5. Após um parto violento, daqueles que terminam com a sensação de que não era exatamente como o que ela tinha em mente, assim como após um estupro marital, muitas mulheres se sentem mal, se sentem violentadas, tanto que não são poucos os relatos de mulheres que sentiram 'como se tivessem sido estupradas' (no sentido literal do termo) após uma assistência obstétrica violenta, principalmente daquelas que gostariam de ter tido um parto normal bonito, mas, ao invés disso, em função do relativismo cultural que ‘permite’ essas formas veladas de violência, ter sofrido um parto normal desrespeitoso ou uma cesariana sem indicação.

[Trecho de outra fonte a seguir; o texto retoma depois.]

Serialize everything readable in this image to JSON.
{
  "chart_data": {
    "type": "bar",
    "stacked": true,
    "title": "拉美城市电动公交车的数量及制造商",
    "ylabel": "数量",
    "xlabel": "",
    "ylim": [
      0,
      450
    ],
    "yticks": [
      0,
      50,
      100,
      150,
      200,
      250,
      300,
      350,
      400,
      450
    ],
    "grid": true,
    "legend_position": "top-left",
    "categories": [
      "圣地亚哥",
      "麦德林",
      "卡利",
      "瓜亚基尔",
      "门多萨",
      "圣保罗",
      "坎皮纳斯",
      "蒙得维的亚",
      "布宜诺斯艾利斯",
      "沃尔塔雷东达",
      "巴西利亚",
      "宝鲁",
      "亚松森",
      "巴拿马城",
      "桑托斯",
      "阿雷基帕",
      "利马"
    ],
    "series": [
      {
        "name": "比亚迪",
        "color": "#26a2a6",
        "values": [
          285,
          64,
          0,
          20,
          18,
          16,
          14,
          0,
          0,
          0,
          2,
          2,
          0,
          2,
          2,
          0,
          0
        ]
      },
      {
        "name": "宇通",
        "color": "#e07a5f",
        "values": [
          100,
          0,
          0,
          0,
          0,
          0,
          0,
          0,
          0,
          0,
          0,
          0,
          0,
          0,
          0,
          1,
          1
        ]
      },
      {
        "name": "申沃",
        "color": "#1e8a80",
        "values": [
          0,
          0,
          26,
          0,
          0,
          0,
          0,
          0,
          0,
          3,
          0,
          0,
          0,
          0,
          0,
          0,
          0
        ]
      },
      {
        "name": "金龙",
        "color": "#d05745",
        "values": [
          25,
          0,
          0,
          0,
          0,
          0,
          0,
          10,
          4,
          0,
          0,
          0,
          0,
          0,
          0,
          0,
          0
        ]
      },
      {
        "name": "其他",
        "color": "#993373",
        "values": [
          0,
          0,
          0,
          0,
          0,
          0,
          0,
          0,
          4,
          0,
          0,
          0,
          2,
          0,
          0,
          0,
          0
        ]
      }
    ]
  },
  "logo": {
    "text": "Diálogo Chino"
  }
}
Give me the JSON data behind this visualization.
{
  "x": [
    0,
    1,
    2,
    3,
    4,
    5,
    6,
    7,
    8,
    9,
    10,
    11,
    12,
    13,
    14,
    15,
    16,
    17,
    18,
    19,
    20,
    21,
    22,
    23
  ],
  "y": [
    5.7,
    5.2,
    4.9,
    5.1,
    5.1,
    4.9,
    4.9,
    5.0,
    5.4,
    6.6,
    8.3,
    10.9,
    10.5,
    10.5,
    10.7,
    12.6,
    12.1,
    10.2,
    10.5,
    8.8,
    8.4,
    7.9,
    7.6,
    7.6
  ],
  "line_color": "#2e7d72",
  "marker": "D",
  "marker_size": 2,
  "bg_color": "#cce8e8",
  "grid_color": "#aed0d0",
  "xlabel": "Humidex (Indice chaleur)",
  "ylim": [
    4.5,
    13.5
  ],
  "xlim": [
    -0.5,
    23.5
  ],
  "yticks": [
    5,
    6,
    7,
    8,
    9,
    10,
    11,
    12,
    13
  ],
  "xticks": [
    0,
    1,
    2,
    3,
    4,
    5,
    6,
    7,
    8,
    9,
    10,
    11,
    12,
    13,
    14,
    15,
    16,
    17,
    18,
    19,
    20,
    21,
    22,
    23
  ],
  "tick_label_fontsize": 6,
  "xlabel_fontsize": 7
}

6. Ambas as violências minam a auto-estima da mulher. Na violência obstétrica, ela sente que seu corpo é incompetente para parir, o que também pode ser determinante com relação à sua segurança nos cuidados com o bebê e na capacidade de amamentar. No estupro marital, ela se sente incompetente como esposa, por seu corpo (mais uma vez, o ‘corpo defeituoso’) não sentir a mesma vontade sempre que o seu marido quer sexo.

7. O agressor não sabe que é um agressor, até que a mulher se conscientize de que sofreu ou sofre violência e que, mesmo depois disso, consiga denunciar, o que é muito difícil em ambos os casos. Ele – o agressor – se sente injustiçado sempre que a denúncia acontece. E, se a denúncia for consumada, a primeira reação do agressor é chamar a mulher de ~puta~ ou de ~louca~ (só para variar).

Algumas diferenças e que geram dificuldades nas denúncias: não temos uma legislação ainda específica direcionada à violência obstétrica, o que atrapalha ainda mais as denúncias. Com relação ao estupro marital, dificilmente acontece lesão corporal, o que também pode dificultar ou inibir a denúncia (além da própria dificuldade de se entende-lo como violência, assim como ocorre na violência obstétrica). As lesões corporais oriundas do parto são justificadas como ‘necessárias’ pelo sistema obstétrico violento em que estamos inseridxs.

Portanto, agora que todos estão percebendo que existem duas violências de gênero com características de violências sexuais (a sexual propriamente dita e a obstétrica), mas que são invisibilizadas por nosso relativismo cultural, é chegada a hora de abrir os olhos das mulheres para a denúncia. Porque NENHUMA MULHER deve ser submetida à violência, nem a explícita e escancarada, nem àquelas violências que são cometidas em doses perigosamente homeopáticas.